I was a graceful dancer, my clumsy lessons with Miss Duff notwithstanding. “Oh,” a new partner might say, as if the hand he placed on my back were reading Braille. “You’re a dancer.” Another time a woman standing next to me on the sidelines said the same thing: you’re a dancer. How do you know? I had asked, and she said, “It’s in the lengthening of the spine. And the way you respond to music. And sometimes it’s in the collar bones as well.” That last part sounded a little weird, but I knew just what she meant. A dancer elongated the neck as if it were a graceful pedestal for her head. Swirling around the floor was like trying to keep a vase on that pedestal; you had to turn your body first and follow with your head.
The leader might be the engine of the waltz, but the follower interpreted.

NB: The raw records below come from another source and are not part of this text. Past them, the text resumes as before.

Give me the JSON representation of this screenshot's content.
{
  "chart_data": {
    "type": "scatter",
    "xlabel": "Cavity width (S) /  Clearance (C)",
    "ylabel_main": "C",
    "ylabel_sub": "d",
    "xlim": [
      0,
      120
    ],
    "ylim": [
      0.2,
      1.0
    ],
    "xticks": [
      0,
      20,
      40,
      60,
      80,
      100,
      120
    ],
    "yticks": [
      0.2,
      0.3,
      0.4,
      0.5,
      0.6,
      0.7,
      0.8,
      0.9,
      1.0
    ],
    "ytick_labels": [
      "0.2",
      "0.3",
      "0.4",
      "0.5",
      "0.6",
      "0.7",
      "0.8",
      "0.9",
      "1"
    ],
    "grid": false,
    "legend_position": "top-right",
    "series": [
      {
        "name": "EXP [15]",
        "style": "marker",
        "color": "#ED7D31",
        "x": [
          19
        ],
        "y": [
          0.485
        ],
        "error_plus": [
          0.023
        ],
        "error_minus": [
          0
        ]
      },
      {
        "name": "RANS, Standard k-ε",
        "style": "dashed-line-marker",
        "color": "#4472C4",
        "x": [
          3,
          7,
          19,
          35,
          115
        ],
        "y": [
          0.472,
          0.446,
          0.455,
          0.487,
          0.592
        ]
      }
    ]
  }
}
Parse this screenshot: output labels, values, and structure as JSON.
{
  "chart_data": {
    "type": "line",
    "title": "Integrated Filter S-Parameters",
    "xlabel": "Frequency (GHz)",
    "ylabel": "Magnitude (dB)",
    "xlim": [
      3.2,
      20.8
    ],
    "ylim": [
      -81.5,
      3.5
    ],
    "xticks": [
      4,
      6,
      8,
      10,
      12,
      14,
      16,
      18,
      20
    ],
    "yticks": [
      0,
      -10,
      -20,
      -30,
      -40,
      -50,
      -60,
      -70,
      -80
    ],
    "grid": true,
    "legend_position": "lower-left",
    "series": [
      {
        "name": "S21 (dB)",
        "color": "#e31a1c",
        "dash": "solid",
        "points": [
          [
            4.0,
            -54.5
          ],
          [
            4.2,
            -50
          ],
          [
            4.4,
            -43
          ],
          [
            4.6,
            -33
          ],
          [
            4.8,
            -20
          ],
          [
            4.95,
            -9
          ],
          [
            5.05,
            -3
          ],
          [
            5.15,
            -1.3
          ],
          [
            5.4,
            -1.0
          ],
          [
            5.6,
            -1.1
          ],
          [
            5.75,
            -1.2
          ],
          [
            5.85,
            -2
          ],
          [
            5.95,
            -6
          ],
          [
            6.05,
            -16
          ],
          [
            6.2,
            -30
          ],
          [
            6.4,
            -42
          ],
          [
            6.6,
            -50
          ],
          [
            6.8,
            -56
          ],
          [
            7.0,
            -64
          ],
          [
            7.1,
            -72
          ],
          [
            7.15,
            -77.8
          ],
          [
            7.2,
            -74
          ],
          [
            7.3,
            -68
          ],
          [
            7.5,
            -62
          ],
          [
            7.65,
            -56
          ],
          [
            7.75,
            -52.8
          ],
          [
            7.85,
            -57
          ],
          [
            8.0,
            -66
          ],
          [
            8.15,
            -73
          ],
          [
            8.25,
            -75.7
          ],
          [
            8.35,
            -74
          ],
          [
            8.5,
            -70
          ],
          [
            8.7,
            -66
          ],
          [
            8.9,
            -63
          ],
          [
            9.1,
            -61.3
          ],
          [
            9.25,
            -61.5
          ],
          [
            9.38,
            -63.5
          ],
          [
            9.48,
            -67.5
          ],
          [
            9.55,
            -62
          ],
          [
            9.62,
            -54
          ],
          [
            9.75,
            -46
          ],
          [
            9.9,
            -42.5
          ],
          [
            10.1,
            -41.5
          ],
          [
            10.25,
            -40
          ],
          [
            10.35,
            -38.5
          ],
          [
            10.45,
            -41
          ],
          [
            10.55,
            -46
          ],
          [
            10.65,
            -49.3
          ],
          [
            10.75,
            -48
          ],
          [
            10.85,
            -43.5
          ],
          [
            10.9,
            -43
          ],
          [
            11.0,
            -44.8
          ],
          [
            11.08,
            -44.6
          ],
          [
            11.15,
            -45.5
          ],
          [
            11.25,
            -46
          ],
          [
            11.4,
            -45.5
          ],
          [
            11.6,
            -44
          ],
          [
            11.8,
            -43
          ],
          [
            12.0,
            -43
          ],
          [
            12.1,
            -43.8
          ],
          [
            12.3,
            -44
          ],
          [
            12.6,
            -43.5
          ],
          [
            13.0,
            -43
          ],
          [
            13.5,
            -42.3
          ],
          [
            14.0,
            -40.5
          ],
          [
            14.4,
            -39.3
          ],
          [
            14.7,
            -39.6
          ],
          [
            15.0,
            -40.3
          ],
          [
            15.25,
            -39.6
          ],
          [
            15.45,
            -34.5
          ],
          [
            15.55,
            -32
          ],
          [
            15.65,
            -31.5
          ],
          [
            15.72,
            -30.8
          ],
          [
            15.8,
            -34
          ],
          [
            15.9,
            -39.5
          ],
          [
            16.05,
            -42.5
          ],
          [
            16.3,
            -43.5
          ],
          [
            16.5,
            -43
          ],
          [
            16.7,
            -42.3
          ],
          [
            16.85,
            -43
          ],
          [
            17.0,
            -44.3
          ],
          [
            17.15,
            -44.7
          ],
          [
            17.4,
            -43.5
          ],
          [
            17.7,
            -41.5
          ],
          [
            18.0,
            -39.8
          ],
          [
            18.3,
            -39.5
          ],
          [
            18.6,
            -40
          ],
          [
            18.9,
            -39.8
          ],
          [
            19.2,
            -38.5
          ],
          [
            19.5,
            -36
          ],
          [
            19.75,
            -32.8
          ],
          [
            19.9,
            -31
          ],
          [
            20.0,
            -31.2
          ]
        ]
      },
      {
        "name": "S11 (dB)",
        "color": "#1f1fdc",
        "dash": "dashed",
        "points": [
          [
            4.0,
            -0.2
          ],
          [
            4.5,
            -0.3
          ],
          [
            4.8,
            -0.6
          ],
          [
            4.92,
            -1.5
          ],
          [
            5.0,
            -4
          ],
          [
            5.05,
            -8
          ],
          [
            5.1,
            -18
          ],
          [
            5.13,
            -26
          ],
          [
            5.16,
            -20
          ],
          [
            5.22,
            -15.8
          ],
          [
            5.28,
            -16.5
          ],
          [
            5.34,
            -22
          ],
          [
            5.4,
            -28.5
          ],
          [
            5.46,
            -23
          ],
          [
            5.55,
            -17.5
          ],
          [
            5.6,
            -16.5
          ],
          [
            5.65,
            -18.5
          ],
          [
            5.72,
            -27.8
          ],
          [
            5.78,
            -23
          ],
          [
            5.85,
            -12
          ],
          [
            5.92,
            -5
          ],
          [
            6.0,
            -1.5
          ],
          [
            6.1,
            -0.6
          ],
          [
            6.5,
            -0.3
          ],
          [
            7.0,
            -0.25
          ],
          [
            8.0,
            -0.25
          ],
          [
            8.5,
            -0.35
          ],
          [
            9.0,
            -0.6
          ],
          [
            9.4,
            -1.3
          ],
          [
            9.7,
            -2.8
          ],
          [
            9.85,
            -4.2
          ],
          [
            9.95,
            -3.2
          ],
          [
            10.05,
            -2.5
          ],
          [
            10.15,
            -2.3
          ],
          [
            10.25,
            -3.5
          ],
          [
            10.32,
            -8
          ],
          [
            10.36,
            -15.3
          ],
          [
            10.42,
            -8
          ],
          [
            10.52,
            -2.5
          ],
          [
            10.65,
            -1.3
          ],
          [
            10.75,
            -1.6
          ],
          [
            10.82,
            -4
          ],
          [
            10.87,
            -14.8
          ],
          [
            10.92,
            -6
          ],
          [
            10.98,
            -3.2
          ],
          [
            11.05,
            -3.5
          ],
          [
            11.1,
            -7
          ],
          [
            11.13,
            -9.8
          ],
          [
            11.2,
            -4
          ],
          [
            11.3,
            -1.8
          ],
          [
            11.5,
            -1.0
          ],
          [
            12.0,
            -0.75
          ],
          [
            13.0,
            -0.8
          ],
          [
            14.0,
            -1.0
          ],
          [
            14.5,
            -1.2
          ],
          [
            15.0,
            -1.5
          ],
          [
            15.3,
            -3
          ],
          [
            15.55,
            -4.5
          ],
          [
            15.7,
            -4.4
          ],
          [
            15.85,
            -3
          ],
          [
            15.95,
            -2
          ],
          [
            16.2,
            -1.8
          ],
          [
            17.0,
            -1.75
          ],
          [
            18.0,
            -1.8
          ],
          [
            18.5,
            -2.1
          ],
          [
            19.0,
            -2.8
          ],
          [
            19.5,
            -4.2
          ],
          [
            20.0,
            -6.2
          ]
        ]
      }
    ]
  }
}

Eventually I moved on from Thursday night contras to Mostly Waltz Sundays, a one hour lesson followed by ninety glorious minutes of waltzing to live fiddle and piano. Sometimes I attended the lesson, sometimes not. I had figured out that so long as I could keep up the footwork, if I had a good partner, I didn’t need to learn the moves. A good partner would get me back on track if I messed up.
That worked for most variations: cuddle, skater’s position, and underarm turns. But there was one position the steps of which almost deliberately pitted the dancers against one another.
In country waltz, the woman leads with her right foot; as she faces her partner, she steps forward toward his left foot. Meanwhile, he steps forward with his right toward her left. In other words, the partners mirror each other. A firm frame is the building block of this move, until the man pushes on his leading hand so the woman can duck, or twirl, or step away from him.
Saw-tooth waltz is more complicated and just what it sounds like: the zig-zag angles of a saw-blade. Instead of stepping toward the foot opposite her, the woman steps to the left, in front of her own left foot, and twists away from her partner. He meanwhile is also twisting to his left the same way, right foot over left, away from follower. They no longer mirror one another. And yet—counterintuitively, as they have not dropped hands or called it quits—they are still a dancing unit. Because the next step—each partner’s left foot stepping in front of the right, and each partner twisting to the right as well—brings them back together. In this way, they are zigging and zagging, stepping away from and then back toward each other, breaking away and returning, breaking away and returning.
To get it right, the woman has to pay attention. She has to get comfortable with the tension of moving against and then toward her partner. And she has to allow herself to be led.
To get it right, the man can’t be too rigid. He can’t try to strong-arm his partner and lead by force. His art is that of persuasion.
Both must accept the inevitability of resistance, but also its limits. Without limits, there can be no waltz.